A customer signs his credit card receipt at a Target store in Tallahassee, Fla.
By Andrew McGill / Pittsburgh Post-Gazette
Internet scammers are targeting shoppers worried about their credit ratings following December's security breach at Target, state officials say.
In a news release Monday, Pennsylvania Attorney General Kathleen Kane cautioned consumers against "phishing" attacks, which masquerade as a legitimate Target web page or email but instead collect personal information for nefarious purposes.
"A number of scammers have taken advantage of Target customers' misfortune and have set up websites and are sending emails with Target's logos in an attempt to further victimize consumers whose personal information may have been taken from Target," Ms. Kane wrote in a news release. "It is important for Pennsylvania consumers to know that we have their back."
The original breach came in December, when hackers bypassed Target's security and made off with the credit card information of more than 40 million shoppers. The retailer quickly apologized and offered free memberships to an identity theft prevention service, saying only Christmas shoppers were risk.
But last week, the company announced more customers could have been compromised, with staff realizing the hackers had also made off with a bevy of personal contact information for about 70 million people.

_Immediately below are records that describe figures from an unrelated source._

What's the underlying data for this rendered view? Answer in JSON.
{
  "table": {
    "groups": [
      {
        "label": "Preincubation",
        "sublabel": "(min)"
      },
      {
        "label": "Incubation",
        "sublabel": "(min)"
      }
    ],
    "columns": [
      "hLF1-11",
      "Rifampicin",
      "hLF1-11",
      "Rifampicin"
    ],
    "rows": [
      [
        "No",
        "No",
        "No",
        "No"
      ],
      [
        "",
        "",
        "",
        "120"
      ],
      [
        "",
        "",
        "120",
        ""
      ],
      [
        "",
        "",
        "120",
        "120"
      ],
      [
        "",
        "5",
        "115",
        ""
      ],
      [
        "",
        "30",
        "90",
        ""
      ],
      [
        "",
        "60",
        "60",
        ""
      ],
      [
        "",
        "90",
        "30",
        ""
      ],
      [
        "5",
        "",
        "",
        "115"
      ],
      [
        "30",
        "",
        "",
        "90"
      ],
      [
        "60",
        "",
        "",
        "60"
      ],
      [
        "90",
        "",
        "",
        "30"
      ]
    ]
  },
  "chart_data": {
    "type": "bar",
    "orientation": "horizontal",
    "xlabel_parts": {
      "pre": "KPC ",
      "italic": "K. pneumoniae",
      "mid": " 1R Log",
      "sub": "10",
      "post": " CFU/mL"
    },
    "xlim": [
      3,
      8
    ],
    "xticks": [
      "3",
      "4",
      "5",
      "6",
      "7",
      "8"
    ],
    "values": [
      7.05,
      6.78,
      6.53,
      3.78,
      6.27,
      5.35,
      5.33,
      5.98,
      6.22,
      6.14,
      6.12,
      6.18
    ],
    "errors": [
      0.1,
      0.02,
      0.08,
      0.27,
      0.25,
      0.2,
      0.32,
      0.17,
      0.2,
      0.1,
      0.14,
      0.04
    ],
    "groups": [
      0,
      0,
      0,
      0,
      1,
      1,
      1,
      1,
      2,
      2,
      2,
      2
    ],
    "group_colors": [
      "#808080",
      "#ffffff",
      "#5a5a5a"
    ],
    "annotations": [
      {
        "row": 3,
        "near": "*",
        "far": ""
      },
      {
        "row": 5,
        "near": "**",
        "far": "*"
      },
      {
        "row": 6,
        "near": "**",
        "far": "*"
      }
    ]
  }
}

"I know that it is frustrating for our guests to learn that this information was taken, and we are truly sorry they are having to endure this," Target CEO Gregg Steinhafel said Friday in a prepared statement.
These latest scams are the work of opportunists looking to profit from the fear and confusion of frightened customers, Ms. Kane said. Phishers typically pretend to be a familiar company, sending emails with a popular bank's logo or setting up a site similar to a legitimate retailer's.

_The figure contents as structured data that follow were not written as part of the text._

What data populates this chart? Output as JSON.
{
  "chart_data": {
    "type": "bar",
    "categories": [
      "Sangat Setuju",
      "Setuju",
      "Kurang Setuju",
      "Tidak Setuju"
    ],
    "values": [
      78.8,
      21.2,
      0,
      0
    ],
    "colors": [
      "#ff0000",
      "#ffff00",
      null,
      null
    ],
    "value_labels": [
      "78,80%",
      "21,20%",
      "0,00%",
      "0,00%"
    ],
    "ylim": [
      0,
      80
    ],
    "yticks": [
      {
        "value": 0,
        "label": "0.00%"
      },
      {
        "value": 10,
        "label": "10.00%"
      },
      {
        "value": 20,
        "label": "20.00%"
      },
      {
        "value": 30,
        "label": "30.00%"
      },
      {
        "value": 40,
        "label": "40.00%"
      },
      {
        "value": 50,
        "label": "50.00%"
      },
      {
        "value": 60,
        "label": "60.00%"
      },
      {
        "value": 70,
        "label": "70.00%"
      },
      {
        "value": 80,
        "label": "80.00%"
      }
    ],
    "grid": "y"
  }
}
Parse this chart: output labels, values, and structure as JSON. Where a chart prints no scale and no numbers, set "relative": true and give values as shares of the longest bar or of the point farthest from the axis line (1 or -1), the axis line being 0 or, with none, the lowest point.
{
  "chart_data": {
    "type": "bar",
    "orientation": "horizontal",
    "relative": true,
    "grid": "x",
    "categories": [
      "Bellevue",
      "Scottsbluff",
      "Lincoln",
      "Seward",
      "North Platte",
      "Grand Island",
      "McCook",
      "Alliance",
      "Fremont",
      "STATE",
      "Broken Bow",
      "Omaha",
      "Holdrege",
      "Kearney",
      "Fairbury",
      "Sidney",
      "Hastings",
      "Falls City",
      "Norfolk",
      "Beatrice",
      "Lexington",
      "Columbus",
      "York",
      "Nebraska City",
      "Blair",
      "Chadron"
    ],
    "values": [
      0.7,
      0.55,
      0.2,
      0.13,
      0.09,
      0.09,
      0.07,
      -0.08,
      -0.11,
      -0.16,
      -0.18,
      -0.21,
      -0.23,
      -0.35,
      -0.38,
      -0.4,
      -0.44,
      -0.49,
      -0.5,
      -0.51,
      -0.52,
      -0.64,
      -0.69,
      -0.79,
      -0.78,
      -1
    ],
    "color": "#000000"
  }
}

From there, they'll ask for sensitive and private information, including passwords and bank account numbers. Some have become so brazen as to post a fake customer service number, where a live scam artist will talk you out of your money.
To avoid phishers, Ms. Kane advised residents who think their credit card information could have been compromised to seek help only from Target or her office. Anyone with concerns is welcome to call the attorney general's consumer protection hotline at 1-800-441-2555. Target customers interested in a free year of credit monitoring should visit creditmonitoring.target.com before April 23.

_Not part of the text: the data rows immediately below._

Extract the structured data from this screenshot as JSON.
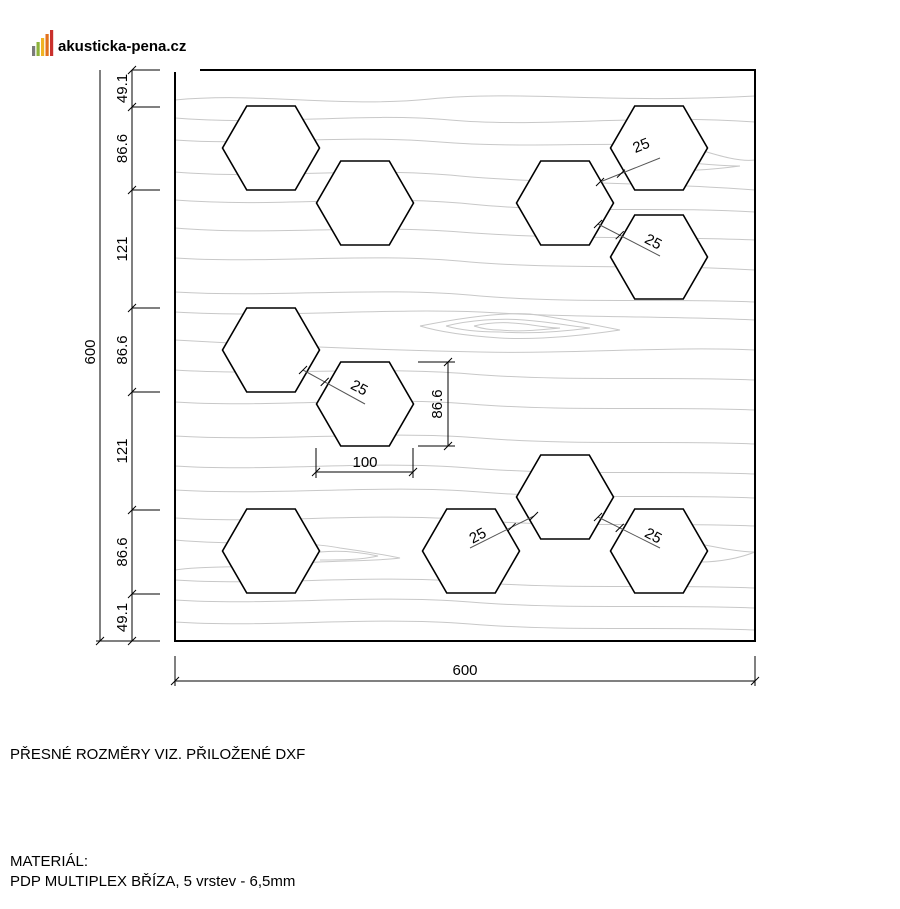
{
  "logo": {
    "text": "akusticka-pena.cz",
    "bar_colors": [
      "#7a7a7a",
      "#8db33a",
      "#f0b323",
      "#e2711d",
      "#c9302c"
    ]
  },
  "panel": {
    "width_label": "600",
    "height_label": "600"
  },
  "left_dimensions": [
    "49.1",
    "86.6",
    "121",
    "86.6",
    "121",
    "86.6",
    "49.1"
  ],
  "hexagon_dimensions": {
    "width_label": "100",
    "height_label": "86.6"
  },
  "gap_labels": [
    "25",
    "25",
    "25",
    "25",
    "25"
  ],
  "notes": {
    "exact_dimensions": "PŘESNÉ ROZMĚRY VIZ. PŘILOŽENÉ DXF",
    "material_title": "MATERIÁL:",
    "material_value": "PDP MULTIPLEX BŘÍZA, 5 vrstev - 6,5mm"
  },
  "colors": {
    "line": "#000000",
    "wood_grain": "#c8c8c8"
  }
}
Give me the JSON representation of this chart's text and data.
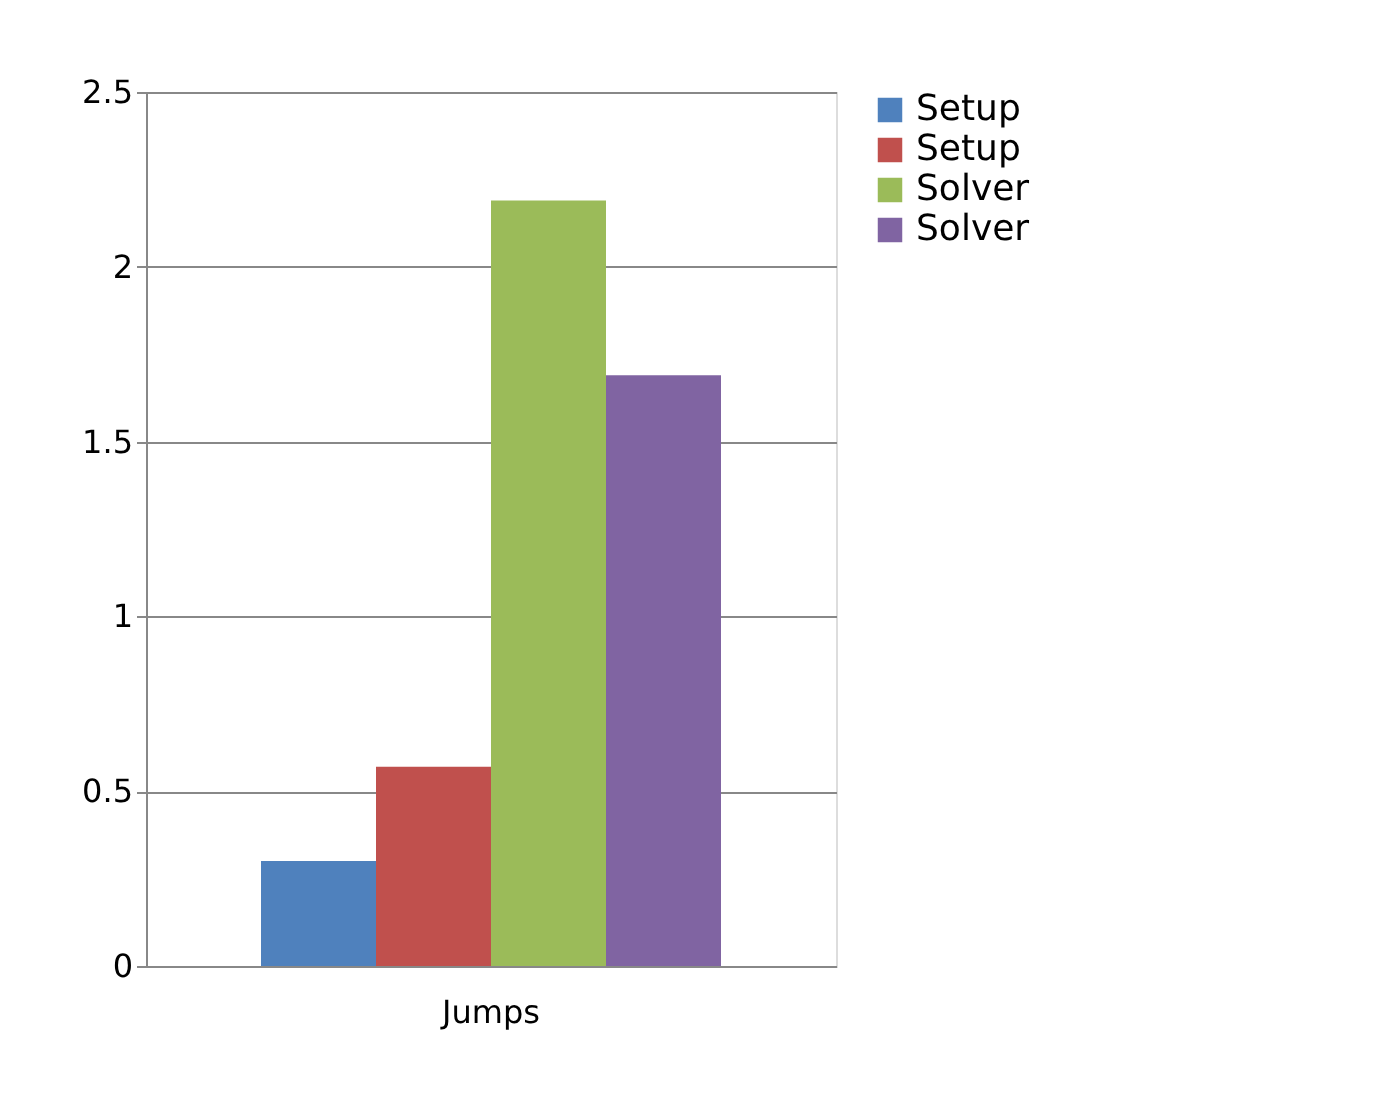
{
  "chart_data": {
    "type": "bar",
    "categories": [
      "Jumps"
    ],
    "series": [
      {
        "name": "Setup",
        "color": "#4f81bd",
        "values": [
          0.3
        ]
      },
      {
        "name": "Setup",
        "color": "#c0504d",
        "values": [
          0.57
        ]
      },
      {
        "name": "Solver",
        "color": "#9bbb59",
        "values": [
          2.19
        ]
      },
      {
        "name": "Solver",
        "color": "#8064a2",
        "values": [
          1.69
        ]
      }
    ],
    "ylim": [
      0,
      2.5
    ],
    "yticks": [
      0,
      0.5,
      1,
      1.5,
      2,
      2.5
    ],
    "grid": "y",
    "legend": "right"
  }
}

Write those numbers down and save them: Security experts say repercussions from the Target breach could take months to fully develop. Joe Ferrara, CEO of Oakland-based cybersecurity firm Wombat Security Technologies, said phishers will use any personal information they have on hand to convince computer users they're legitimate.
Indeed, if the stolen Target data includes phone numbers, Pittsburghers can even expect scam phone calls.
"At the end of the day, it's about tricking someone to give up information," Mr. Ferrara said. "You have to be really prepared to look at things from a different vantage point to make sure you're not just accepting what the person said on the email."